Günther Hopfgartner 2024
Günther Hopfgartner 2024

Die KPÖ ist eine verlässliche Stimme für Neutralität, für Frieden, für Soziales, für die öffentliche Daseinsvorsorge und für leistbares Wohnen – Günther Hopfgartner im Gespräch über die EU-Wahlen am 9. Juni. Die Fragen hat Jonas Kraft gestellt.

Hallo Günther! Fangen wir gleich an: Warum trittst du überhaupt an?

Günther Hopfgartner: Grundsätzlich trete ich an, weil die KPÖ antritt. Ich trete also für die KPÖ an und nicht so sehr für mich persönlich. Die KPÖ tritt an, weil wir der Meinung sind, dass es auch im EU-Parlament eine verlässliche Stimme für Neutralität, für Frieden, für Soziales, für die öffentliche Daseinsvorsorge und für leistbares Wohnen geben muss. Einer unserer Slogans lautet: »Damit man draußen weiß, was drinnen vorgeht«. Und das macht ja durchaus Sinn, weil 80% der Gesetzesmaterie, die im Nationalrat behandelt wird, basiert auf EU-Gesetzgebung. Das heißt, die EU nimmt Einfluss auf unser Leben.

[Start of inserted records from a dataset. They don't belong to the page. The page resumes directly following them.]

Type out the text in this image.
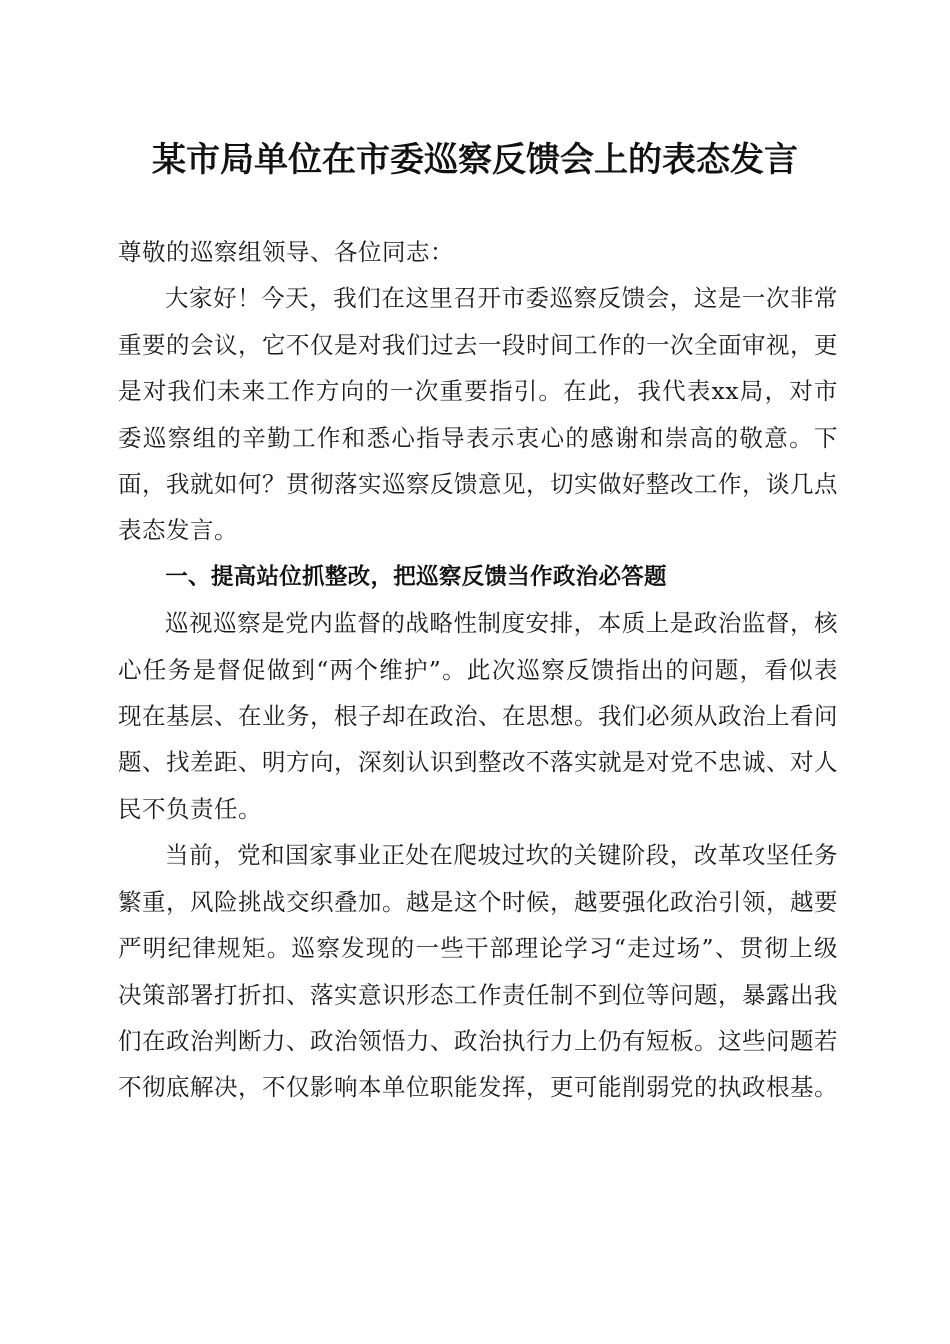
某市局单位在市委巡察反馈会上的表态发言

尊敬的巡察组领导、各位同志：

大家好！今天，我们在这里召开市委巡察反馈会，这是一次非常重要的会议，它不仅是对我们过去一段时间工作的一次全面审视，更是对我们未来工作方向的一次重要指引。在此，我代表xx局，对市委巡察组的辛勤工作和悉心指导表示衷心的感谢和崇高的敬意。下面，我就如何？贯彻落实巡察反馈意见，切实做好整改工作，谈几点表态发言。

一、提高站位抓整改，把巡察反馈当作政治必答题

巡视巡察是党内监督的战略性制度安排，本质上是政治监督，核心任务是督促做到“两个维护”。此次巡察反馈指出的问题，看似表现在基层、在业务，根子却在政治、在思想。我们必须从政治上看问题、找差距、明方向，深刻认识到整改不落实就是对党不忠诚、对人民不负责任。

当前，党和国家事业正处在爬坡过坎的关键阶段，改革攻坚任务繁重，风险挑战交织叠加。越是这个时候，越要强化政治引领，越要严明纪律规矩。巡察发现的一些干部理论学习“走过场”、贯彻上级决策部署打折扣、落实意识形态工作责任制不到位等问题，暴露出我们在政治判断力、政治领悟力、政治执行力上仍有短板。这些问题若不彻底解决，不仅影响本单位职能发挥，更可能削弱党的执政根基。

Das Problem ist allerdings, weiten Teilen der Bevölkerung ist nicht klar, wie das tatsächlich funktioniert oder wie man tatsächlich auch politisch Einfluss auf alle diese undurchsichtigen Vorgänge nehmen kann. Üblicherweise gehen die politischen Verantwortlichen in den Parteien mit der EU so vor, dass sie ihre Ältesten ins Europaparlament abschieben, mittlerweile auch ganz Junge, aber jedenfalls abschieben. Und von denen hört man dann die nächsten fünf Jahre nichts mehr.
Währenddessen macht aber die österreichische Regierung natürlich sehr wohl Politik in der EU, beeinflusst die Politik der EU über den EU-Rat oder die EU-Kommissare. Sie winken da in Brüssel Gesetzesmaterien durch, von denen sie wissen, dass sie dafür in Österreich keine Mehrheit haben. Und gleichzeitig heißt es dann immer, daran wäre Brüssel schuld. Ich glaube, dass es an Abgeordneten fehlt, die in Österreich erzählen, was in Brüssel tatsächlich vor sich geht. Das wollen wir auf jeden Fall mal machen. Das ist in Wirklichkeit eine unserer wesentlichen Aufgaben.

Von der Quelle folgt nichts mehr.